Karena penawaran angkatan kerja semi terdidik cukup besar, sebagian di antaranya mereka tidak terserap pada pasar kerja formal. Tenaga kerja tidak terdidik tidak punya pilihan lain. Selain harga bayangan upah ‘shadow market wage’ yang mereka terima memang relatif rendah, tidak ada pilihan-pilihan pekerjaan dilakukan oleh mereka yang tidak terdidik. Kondisi internal memaksa kelompok ini wajib bekerja, walaupun juga ada kecenderungan mereka bekerja di atas jam kerja normal, dan memiliki lebih dari satu jenis pekerjaan serabutan.

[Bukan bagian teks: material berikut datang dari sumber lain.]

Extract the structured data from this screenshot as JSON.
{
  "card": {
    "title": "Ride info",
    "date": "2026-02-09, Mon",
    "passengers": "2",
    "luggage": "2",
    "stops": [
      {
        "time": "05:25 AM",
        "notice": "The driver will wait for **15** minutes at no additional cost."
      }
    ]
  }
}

Sebaliknya karena mereka yang terdidik merasa memiliki nilai waktu lebih mahal, maka mereka sebagian menunda untuk dapat pekerjaan yang nilainya sama atau lebih tinggi dari pasar kerja. Pada masa itu mereka rela untuk berstatus sebagai pencari kerja.
Untuk kondisi eksternal, semakin baik mutu keadaan ekonomi makro, disertai proyek-proyek yang berasal dari kebijakan fiskal, maka makin besar juga permintaan tenaga kerja yang berpendidikan tinggi. Di sisi lain masih ada peluang untuk meningkatkan ketersediaan dari stok tenaga kerja, berupa peningkatan keterampilan kerja.
Mengingat mereka yang menyelesaikan pendidikan menengah dan tinggi memang kurang memiliki keterampilan. Dengan terbatasnya produk pendidikan yang belum menyiapkan tenaga kerja muda berketerampilan, pembenahan dari sisi ”supply” ini sebenarnya merupakan salah satu obat yang mungkin dapat meringankan tekanan pasar kerja yang ada pada saat sekarang.
Kewirausahaan
Jika kita ikuti kampanye yang telah berlalu, masih sangat minim perhatian para partai politik untuk menyikapi keadaan dari pasar kerja Indonesia. Ada beberapa partai yang mengusung ini semangat kewirausahaan walau sangat minim, dan masih umum sifatnya. Apa hal yang baru yang mesti kita buat sehingga daya ungkit dari program itu dapat memecahkan masalah tenaga kerja?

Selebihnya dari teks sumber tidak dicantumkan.